# 84-89 Z31 300ZX online FSM



## Zen31ZR (Mar 24, 2004)

http://tboz.no-ip.com:10000/images/Nissan 300ZX FSM [84-86]/Nissan 300ZX FSM [84-86].rar

Or for more vehicle options: http://www.carfiche.com < This link also has FSMs covering 350Z, Altima, Skyline, Xterra, Q45, etc....


----------



## MaxQ (Jun 3, 2004)

Thanks! That's invaluable, man.


----------



## Domdogg123 (Nov 12, 2004)

MaxQ said:


> Thanks! That's invaluable, man.


Your welcome.....


----------



## AZ-ZBum (Nov 21, 2004)

Site above is no longer functional.

http://www.carfiche.com


----------



## Zen31ZR (Mar 24, 2004)

Good thing I got mine.  The very top one in my first post does still work, however. 84-86 300ZX.


----------



## Zen31ZR (Mar 24, 2004)

AZ-ZBum said:


> Site above is no longer functional.
> 
> http://www.carfiche.com


Changed original post to reflect the new site. :cheers:


----------



## jbraun (Mar 2, 2005)

thanks a lot. they are awexome. i donated


----------



## Dustin (Dec 14, 2003)

fantastic Tim, i just got my 240's from there, ill post this in the 240 section too.


----------



## rustyholtzen (Apr 9, 2005)

KaRdoN said:


> fantastic Tim, i just got my 240's from there, ill post this in the 240 section too.


what the diff between 88 and 87 and on that same note what the diff if any between 86 and 87 besides the body? :fluffy:


----------



## Zen31ZR (Mar 24, 2004)

rustyholtzen said:


> what the diff between 88 and 87 and on that same note what the diff if any between 86 and 87 besides the body? :fluffy:


 Z31.com has the answers you need.  There are numerous differences: transmission, engine changes, more emissions equipment... etc.


----------



## rustyholtzen (Apr 9, 2005)

♣Zen31ZR♣ said:


> Z31.com has the answers you need.  There are numerous differences: transmission, engine changes, more emissions equipment... etc.


but can i swap the motor that i just finshed building for my 86 in to my 87 and it still be the same wiring har or not. It would it just be a nice and smooth swap?


----------



## Zen31ZR (Mar 24, 2004)

rustyholtzen said:


> but can i swap the motor that i just finshed building for my 86 in to my 87 and it still be the same wiring har or not. It would it just be a nice and smooth swap?

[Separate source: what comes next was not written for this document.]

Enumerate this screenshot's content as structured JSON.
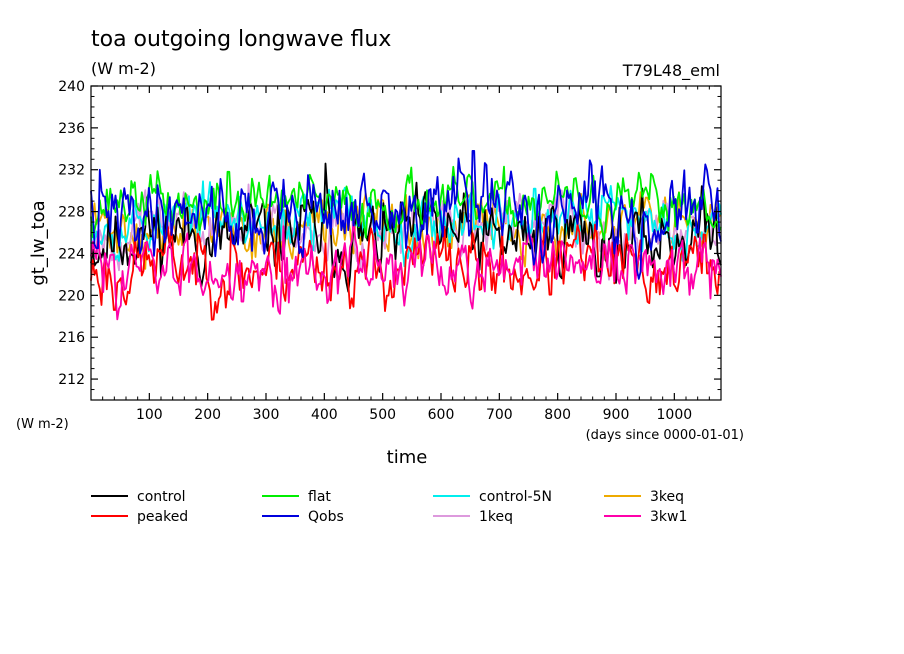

Should bolt right in. Not much changed that way. Wiring should be pretty much the same, too.


----------



## sleeper-one (Apr 29, 2005)

*fsm*



♣Zen31ZR♣ said:


> http://tboz.no-ip.com:10000/images/Nissan 300ZX FSM [84-86]/Nissan 300ZX FSM [84-86].rar
> 
> Or for more vehicle options: http://www.carfiche.com < This link also has FSMs covering 350Z, Altima, Skyline, Xterra, Q45, etc....


tried this,took 5 hrs to down load,and winzip cant open it any ideas??
really need to find the wiring diag. for my 86


----------



## Xorti7 (Dec 27, 2004)

sleeper-one said:


> tried this,took 5 hrs to down load,and winzip cant open it any ideas??
> really need to find the wiring diag. for my 86


download something called winrar. You can find it on Download.com probably


----------



## sleeper-one (Apr 29, 2005)

*thanks*



Xorti7 said:


> download something called winrar. You can find it on Download.com probably


Thanks alot!!! winrar opened it ..Now maybe i can find the info i need


----------



## Darkstar (May 31, 2005)

:'( it doesn't have the 86 300ZX


----------



## Zen31ZR (Mar 24, 2004)

Darkstar said:


> :'( it doesn't have the 86 300ZX


Same as the 84-85. Changes came in 87 and 88.


----------



## asleepz (Feb 24, 2004)

I don't really know which one to get... It's got 84-86 then skips 87 and it goes to 88... I wonder which one I should use..


----------